Raiff Laura, Turashvili Dea, Heaton James T, De Luca Gianluca, Kline Joshua C, Vojtech Jenny
Delsys, Inc., Natick, Massachusetts 01760; Altec, Inc., Natick, Massachusetts 01760.
Delsys, Inc., Natick, Massachusetts 01760; Altec, Inc., Natick, Massachusetts 01760; Department of Biomedical Engineering, Boston University, Boston, Massachusetts, 02215.
J Voice. 2024 Dec 5. doi: 10.1016/j.jvoice.2024.10.024.
People who undergo a total laryngectomy lose their natural voice and depend on alaryngeal technologies for communication. However, these technologies are often difficult to use and lack prosody. Surface electromyographic-based silent speech interfaces are novel communication systems that overcome many of the shortcomings of traditional alaryngeal speech and have the potential to seamlessly incorporate individualized prosody. The purpose of this study was to (1) validate the ability of alaryngeal silent speech to effectively incorporate pitch modulations-a key prosodic element in natural speech-into synthesized speech assessed through listening experiments and (2) determine the key features of these communication devices according to core users.

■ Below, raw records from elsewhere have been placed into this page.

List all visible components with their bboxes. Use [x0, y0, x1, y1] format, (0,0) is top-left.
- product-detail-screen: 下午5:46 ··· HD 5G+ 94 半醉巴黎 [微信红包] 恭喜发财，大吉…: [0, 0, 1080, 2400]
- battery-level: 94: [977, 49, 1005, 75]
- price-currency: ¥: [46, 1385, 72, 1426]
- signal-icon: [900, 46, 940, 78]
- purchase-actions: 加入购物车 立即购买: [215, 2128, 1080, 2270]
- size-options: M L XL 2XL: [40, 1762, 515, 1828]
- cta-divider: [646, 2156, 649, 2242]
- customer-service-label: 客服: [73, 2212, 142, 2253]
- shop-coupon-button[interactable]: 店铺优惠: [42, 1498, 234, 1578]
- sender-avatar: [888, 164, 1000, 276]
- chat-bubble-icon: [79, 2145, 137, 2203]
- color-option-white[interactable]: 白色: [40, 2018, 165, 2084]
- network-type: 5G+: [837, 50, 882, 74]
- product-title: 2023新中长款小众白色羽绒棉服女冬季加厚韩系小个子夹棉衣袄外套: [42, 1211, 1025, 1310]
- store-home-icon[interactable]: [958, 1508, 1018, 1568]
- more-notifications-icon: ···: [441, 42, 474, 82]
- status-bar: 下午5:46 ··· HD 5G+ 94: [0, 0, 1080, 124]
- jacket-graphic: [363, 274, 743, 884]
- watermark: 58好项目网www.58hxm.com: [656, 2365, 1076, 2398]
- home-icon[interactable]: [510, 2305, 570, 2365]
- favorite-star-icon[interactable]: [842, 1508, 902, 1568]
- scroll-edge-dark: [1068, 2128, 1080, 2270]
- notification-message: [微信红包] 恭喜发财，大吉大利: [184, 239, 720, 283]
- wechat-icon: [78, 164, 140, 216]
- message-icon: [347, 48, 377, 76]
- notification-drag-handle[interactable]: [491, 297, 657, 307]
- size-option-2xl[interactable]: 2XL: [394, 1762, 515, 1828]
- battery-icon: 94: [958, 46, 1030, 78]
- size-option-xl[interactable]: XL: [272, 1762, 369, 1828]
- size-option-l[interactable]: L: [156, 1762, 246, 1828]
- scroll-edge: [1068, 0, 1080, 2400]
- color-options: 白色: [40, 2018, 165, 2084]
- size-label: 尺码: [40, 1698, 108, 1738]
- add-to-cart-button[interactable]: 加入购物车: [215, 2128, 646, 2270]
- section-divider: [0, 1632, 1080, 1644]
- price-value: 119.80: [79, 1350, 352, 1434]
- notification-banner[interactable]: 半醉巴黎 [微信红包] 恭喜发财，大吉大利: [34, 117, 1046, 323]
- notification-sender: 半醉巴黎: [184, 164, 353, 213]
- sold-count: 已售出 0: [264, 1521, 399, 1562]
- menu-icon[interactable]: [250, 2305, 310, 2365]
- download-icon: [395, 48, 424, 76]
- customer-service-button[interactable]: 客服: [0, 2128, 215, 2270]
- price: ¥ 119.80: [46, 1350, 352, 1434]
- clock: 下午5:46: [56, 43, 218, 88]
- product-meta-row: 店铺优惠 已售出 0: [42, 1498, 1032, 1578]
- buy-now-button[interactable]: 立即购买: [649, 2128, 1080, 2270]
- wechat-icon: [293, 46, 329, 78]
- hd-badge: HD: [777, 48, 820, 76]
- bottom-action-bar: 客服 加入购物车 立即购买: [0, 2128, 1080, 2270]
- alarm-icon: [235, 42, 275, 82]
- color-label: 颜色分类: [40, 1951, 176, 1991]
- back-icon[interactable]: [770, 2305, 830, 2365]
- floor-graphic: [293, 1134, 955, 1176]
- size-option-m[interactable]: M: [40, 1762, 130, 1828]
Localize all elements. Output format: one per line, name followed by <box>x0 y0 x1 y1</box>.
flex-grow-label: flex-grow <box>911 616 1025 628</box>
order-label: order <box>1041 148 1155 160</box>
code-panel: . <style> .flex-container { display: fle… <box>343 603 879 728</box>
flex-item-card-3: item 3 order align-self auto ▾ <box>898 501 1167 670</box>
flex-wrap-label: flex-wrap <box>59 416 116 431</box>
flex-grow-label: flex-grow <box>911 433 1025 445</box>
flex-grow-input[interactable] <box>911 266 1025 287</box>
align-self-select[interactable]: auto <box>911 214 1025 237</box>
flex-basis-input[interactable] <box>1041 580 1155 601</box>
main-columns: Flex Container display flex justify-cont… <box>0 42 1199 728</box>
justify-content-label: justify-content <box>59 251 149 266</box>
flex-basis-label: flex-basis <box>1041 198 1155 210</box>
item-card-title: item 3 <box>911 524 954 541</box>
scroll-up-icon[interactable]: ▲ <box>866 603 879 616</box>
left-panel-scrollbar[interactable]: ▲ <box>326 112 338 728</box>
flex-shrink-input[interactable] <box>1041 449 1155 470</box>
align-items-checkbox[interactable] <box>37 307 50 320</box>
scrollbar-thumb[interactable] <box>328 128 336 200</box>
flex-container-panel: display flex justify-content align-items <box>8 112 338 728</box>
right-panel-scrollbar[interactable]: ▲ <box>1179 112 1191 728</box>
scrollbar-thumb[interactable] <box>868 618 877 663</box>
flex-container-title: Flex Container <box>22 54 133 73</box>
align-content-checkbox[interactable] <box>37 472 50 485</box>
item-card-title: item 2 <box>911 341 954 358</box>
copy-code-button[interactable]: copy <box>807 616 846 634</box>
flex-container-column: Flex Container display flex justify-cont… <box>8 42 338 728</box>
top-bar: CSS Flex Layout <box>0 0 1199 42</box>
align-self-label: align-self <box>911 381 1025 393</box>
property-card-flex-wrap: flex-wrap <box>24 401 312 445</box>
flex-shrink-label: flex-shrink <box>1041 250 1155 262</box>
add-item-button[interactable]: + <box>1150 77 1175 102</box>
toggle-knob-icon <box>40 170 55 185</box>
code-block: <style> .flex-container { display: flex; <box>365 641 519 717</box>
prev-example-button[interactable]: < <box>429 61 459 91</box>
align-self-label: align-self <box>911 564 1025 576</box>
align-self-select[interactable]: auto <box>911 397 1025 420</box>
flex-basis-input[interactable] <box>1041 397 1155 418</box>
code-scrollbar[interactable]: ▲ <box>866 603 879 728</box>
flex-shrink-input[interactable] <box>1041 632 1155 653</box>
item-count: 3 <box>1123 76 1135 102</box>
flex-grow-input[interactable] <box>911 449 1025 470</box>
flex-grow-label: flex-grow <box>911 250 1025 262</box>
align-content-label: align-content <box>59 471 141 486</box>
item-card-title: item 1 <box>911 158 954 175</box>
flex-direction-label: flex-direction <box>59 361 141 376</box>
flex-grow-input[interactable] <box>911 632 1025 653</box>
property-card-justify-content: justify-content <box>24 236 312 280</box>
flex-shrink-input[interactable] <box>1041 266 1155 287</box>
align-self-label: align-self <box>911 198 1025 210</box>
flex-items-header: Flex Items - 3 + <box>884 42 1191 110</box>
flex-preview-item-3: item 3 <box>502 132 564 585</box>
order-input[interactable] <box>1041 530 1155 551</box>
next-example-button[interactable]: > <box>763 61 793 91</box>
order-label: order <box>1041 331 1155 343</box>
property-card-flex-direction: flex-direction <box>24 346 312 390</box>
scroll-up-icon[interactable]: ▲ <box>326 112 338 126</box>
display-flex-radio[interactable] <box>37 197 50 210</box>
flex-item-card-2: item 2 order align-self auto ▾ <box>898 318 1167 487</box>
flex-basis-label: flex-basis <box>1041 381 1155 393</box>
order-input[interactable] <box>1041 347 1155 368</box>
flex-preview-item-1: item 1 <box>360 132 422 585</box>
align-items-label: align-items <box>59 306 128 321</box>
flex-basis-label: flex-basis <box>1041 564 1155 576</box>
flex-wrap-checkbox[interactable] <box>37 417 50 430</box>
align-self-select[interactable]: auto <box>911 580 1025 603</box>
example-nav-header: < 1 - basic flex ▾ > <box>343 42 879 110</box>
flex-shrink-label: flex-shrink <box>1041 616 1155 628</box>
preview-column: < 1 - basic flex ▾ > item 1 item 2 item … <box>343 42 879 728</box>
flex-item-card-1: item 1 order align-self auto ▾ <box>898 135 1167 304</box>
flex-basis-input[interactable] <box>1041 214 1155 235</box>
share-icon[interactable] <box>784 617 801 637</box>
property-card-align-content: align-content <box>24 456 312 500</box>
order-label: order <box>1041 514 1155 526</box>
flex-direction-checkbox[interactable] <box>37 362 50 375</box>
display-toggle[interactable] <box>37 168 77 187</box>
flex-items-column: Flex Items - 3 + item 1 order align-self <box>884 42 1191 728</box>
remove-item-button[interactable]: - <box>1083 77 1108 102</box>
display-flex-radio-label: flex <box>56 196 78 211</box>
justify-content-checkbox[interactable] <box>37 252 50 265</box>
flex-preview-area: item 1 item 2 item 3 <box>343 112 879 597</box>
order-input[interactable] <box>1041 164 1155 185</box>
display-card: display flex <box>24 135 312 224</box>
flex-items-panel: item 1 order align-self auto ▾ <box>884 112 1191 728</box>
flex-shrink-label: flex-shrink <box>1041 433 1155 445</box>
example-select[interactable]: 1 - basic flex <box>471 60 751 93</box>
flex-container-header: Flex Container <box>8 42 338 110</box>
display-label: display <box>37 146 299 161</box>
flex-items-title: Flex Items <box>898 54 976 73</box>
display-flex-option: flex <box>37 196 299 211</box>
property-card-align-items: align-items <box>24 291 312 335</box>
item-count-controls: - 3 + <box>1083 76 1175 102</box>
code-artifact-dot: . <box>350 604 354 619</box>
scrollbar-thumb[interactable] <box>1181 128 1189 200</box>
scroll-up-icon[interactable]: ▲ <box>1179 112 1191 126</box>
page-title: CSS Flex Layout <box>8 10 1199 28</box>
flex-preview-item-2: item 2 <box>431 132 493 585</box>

People with laryngectomy (n = 15) and their primary communication partners (n = 5) listened to synthesized sentences with differing prosodic content generated from deep regression neural networks developed in our prior work. Specifically, the fundamental frequency (f) contour of each sentence was manipulated in four ways: (1) flattened to the average f, (2) altered to discrete sentence-level classification of muscle activity, (3) altered to continuous mapping of muscle activity, and (4) filtered to emulate speech from an electrolarynx (EL). Listeners ranked the f contours of each sentence in terms of speech naturalness and the importance of various speech aid features.
Continuous contours rated higher than all other types of contours, and monotonic EL contours rated the lowest. Speech aid features were rated highest to lowest in the following order: sound quality, intelligibility, pitch, delay, volume, hands-free, maintenance, cost, wearability, training, and visibility.
These results will help inform future development of silent speech interfaces and shape priorities of communication devices toward the preferences of their users.
接受全喉切除术的人会失去自然嗓音,依靠人工喉技术进行交流。然而,这些技术通常使用困难且缺乏韵律。基于表面肌电图的无声语音接口是一种新型通信系统,克服了传统人工喉语音的许多缺点,并有可能无缝融入个性化韵律。本研究的目的是:(1)通过听力实验验证人工喉无声语音将音高调制(自然语音中的关键韵律元素)有效融入合成语音的能力;(2)根据核心用户确定这些通信设备的关键特征。
喉切除患者(n = 15)及其主要交流伙伴(n = 5)听取了由我们之前工作中开发的深度回归神经网络生成的具有不同韵律内容的合成句子。具体而言,每个句子的基频(f)轮廓通过四种方式进行处理:(1)平坦化为平均f;(2)改变为肌肉活动的离散句子级分类;(3)改变为肌肉活动的连续映射;(4)滤波以模拟电子喉(EL)的语音。听众根据语音自然度和各种助听功能的重要性对每个句子的f轮廓进行排序。
连续轮廓的评分高于所有其他类型的轮廓,单调的EL轮廓评分最低。助听功能的评分从高到低依次为:音质、可懂度、音高、延迟、音量、免提、维护、成本、可穿戴性、培训和可见性。
这些结果将有助于为无声语音接口的未来发展提供信息,并根据用户偏好确定通信设备的优先事项。